Moi, Daniel Blake et Ma vie avant toi : deux films bien de leur temps

 

J’ai vu récemment deux films britanniques qui parlaient de handicap et de maladie.

Le premier, Moi, Daniel Blake, de Ken Loach, Palme d’Or à Cannes 2016, retrace l’histoire d’un ouvrier qui, à la suite d’un arrêt cardiaque, est déclaré inapte au travail par ses médecins.
Blake découvre alors les joies de l’ultralibéralisme: un système qui nous condamne à la misère dès lors qu’il ne peut plus exploiter nos corps. Un système qui traque et culpabilise les plus fragiles et met en place une pléthore de stratégies perverses visant à entraver leur accès à leurs droits.
Daniel Blake doit ainsi remplir des formulaires médicaux inadaptés à son cas, rencontrer des interlocuteurs face à face qui, tels des machines, lui martèlent  sans cesse des règles absurdes.

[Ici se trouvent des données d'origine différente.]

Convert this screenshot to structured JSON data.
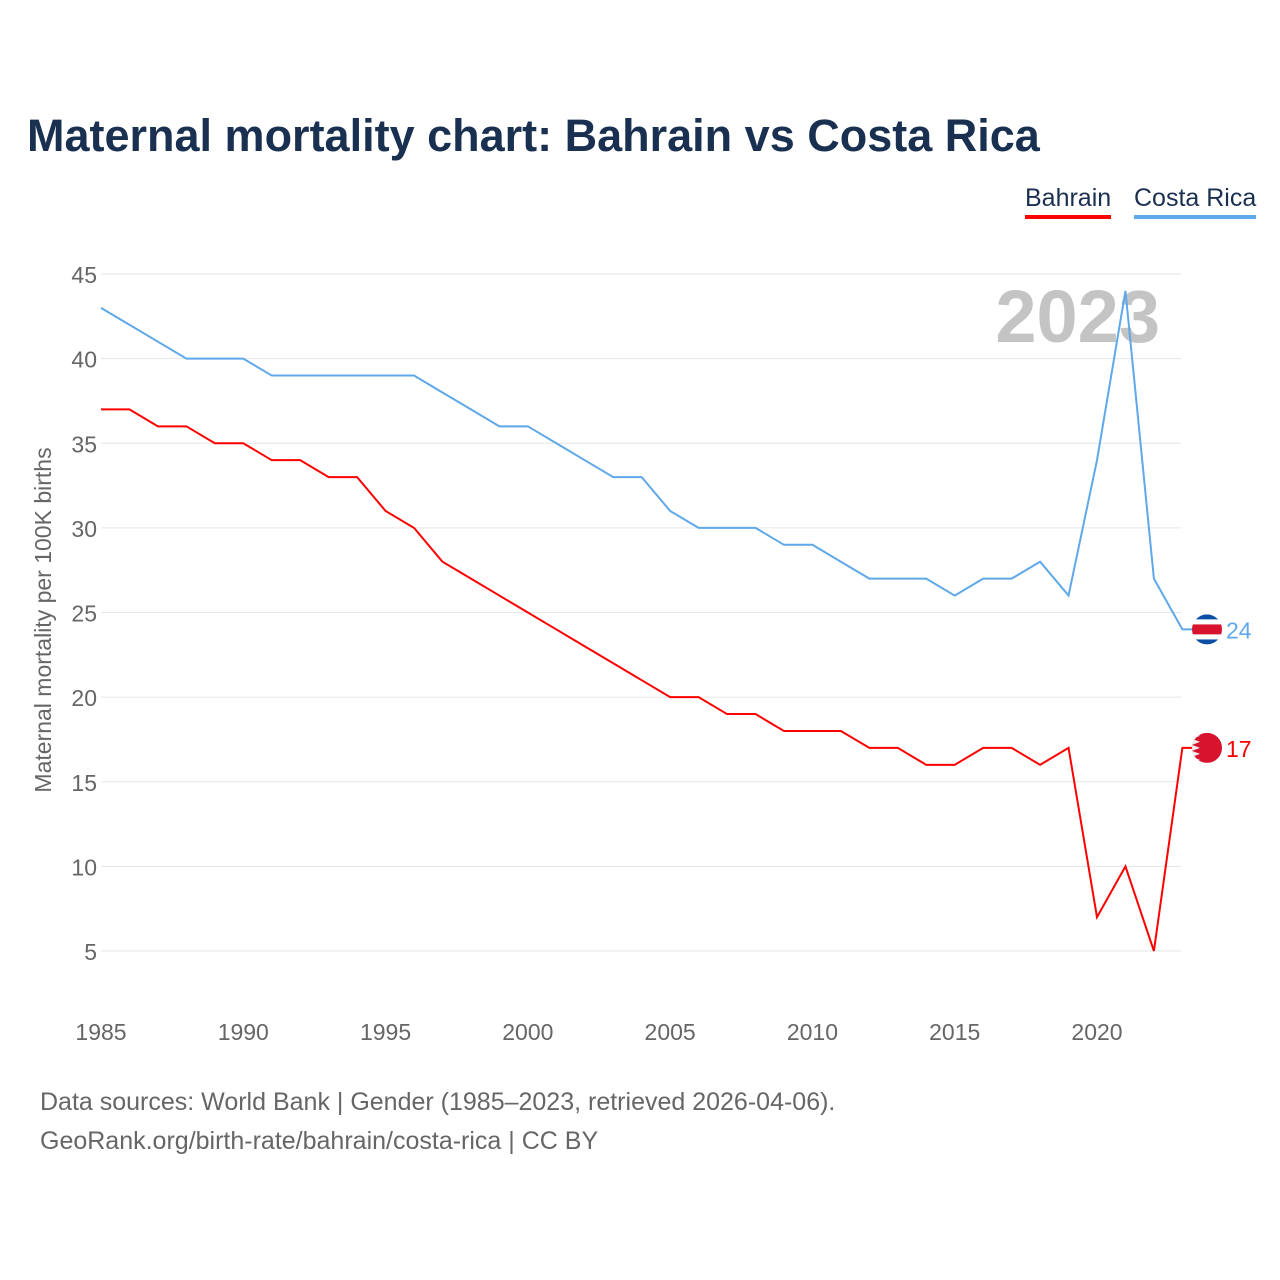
{
  "title": "Maternal mortality chart: Bahrain vs Costa Rica",
  "footer": {
    "line1": "Data sources: World Bank | Gender (1985–2023, retrieved 2026-04-06).",
    "line2": "GeoRank.org/birth-rate/bahrain/costa-rica | CC BY"
  },
  "chart_data": {
    "type": "line",
    "title": "Maternal mortality chart: Bahrain vs Costa Rica",
    "ylabel": "Maternal mortality per 100K births",
    "xlabel": "",
    "year_label": "2023",
    "ylim": [
      2,
      45
    ],
    "xlim": [
      1985,
      2023
    ],
    "yticks": [
      5,
      10,
      15,
      20,
      25,
      30,
      35,
      40,
      45
    ],
    "xticks": [
      1985,
      1990,
      1995,
      2000,
      2005,
      2010,
      2015,
      2020
    ],
    "x": [
      1985,
      1986,
      1987,
      1988,
      1989,
      1990,
      1991,
      1992,
      1993,
      1994,
      1995,
      1996,
      1997,
      1998,
      1999,
      2000,
      2001,
      2002,
      2003,
      2004,
      2005,
      2006,
      2007,
      2008,
      2009,
      2010,
      2011,
      2012,
      2013,
      2014,
      2015,
      2016,
      2017,
      2018,
      2019,
      2020,
      2021,
      2022,
      2023
    ],
    "series": [
      {
        "name": "Bahrain",
        "color": "#ff0000",
        "end_label": "17",
        "values": [
          37,
          37,
          36,
          36,
          35,
          35,
          34,
          34,
          33,
          33,
          31,
          30,
          28,
          27,
          26,
          25,
          24,
          23,
          22,
          21,
          20,
          20,
          19,
          19,
          18,
          18,
          18,
          17,
          17,
          16,
          16,
          17,
          17,
          16,
          17,
          7,
          10,
          5,
          17
        ]
      },
      {
        "name": "Costa Rica",
        "color": "#5fa8ea",
        "end_label": "24",
        "values": [
          43,
          42,
          41,
          40,
          40,
          40,
          39,
          39,
          39,
          39,
          39,
          39,
          38,
          37,
          36,
          36,
          35,
          34,
          33,
          33,
          31,
          30,
          30,
          30,
          29,
          29,
          28,
          27,
          27,
          27,
          26,
          27,
          27,
          28,
          26,
          34,
          44,
          27,
          24
        ]
      }
    ],
    "legend": "top-right",
    "grid": true
  }
}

Il doit contacter des centres d’appel payants, attendre des heures avant d’avoir des réponses qui renvoient à des impasses…
Révolté, Blake finit par céder au désespoir.
A bout, Blake meurt avant de voir son dossier évalué de façon juste et humaine.

Le deuxième film dont je me suis infligée le visionnage est le navet britannico-américain Ma vie avant toi, dirigé par Thea Sharrock et inspiré du roman homonyme de Jojo Moyes, un bestseller qui met en scène Will, un homme devenu tétraplégique à la suite d’un accident.
Will répond aux clichés habituels que les films grand public attribuent aux personnages handicapés de fiction: il est riche mais aigri. Il s’auto-dénigre et il est dépressif.
Malgré les efforts et l’amour de son enthousiaste (bien que sans le sou) assistante personnelle pour lui faire voir comme la vie est belle quand on a du pognon, rien n’y fait. Will pense que sans surf, sans footing, sans sauter d’une falaise et sans sauter quatre blondes chaque weekend en mettant à exécution toutes les figures du Kamasutra, sa vie n’a aucun sens.
Victime d’étranges symptômes : une hyperréflexie autonome qui le rend sensible aux bactéries ( ah bon?), Will est en proie au désespoir et fait appel à Dignitas, pour l’aider à se suicider.
Débarrassée du fardeau Will, non sans avoir versé quelques larmes de circonstance, l’assistante pauvre mais valide, blanche et mince devient riche grâce au fric que lui a légué Will ; le vrai conte de fées peut alors commencer parce qu’elle peut vivre intensément, elle.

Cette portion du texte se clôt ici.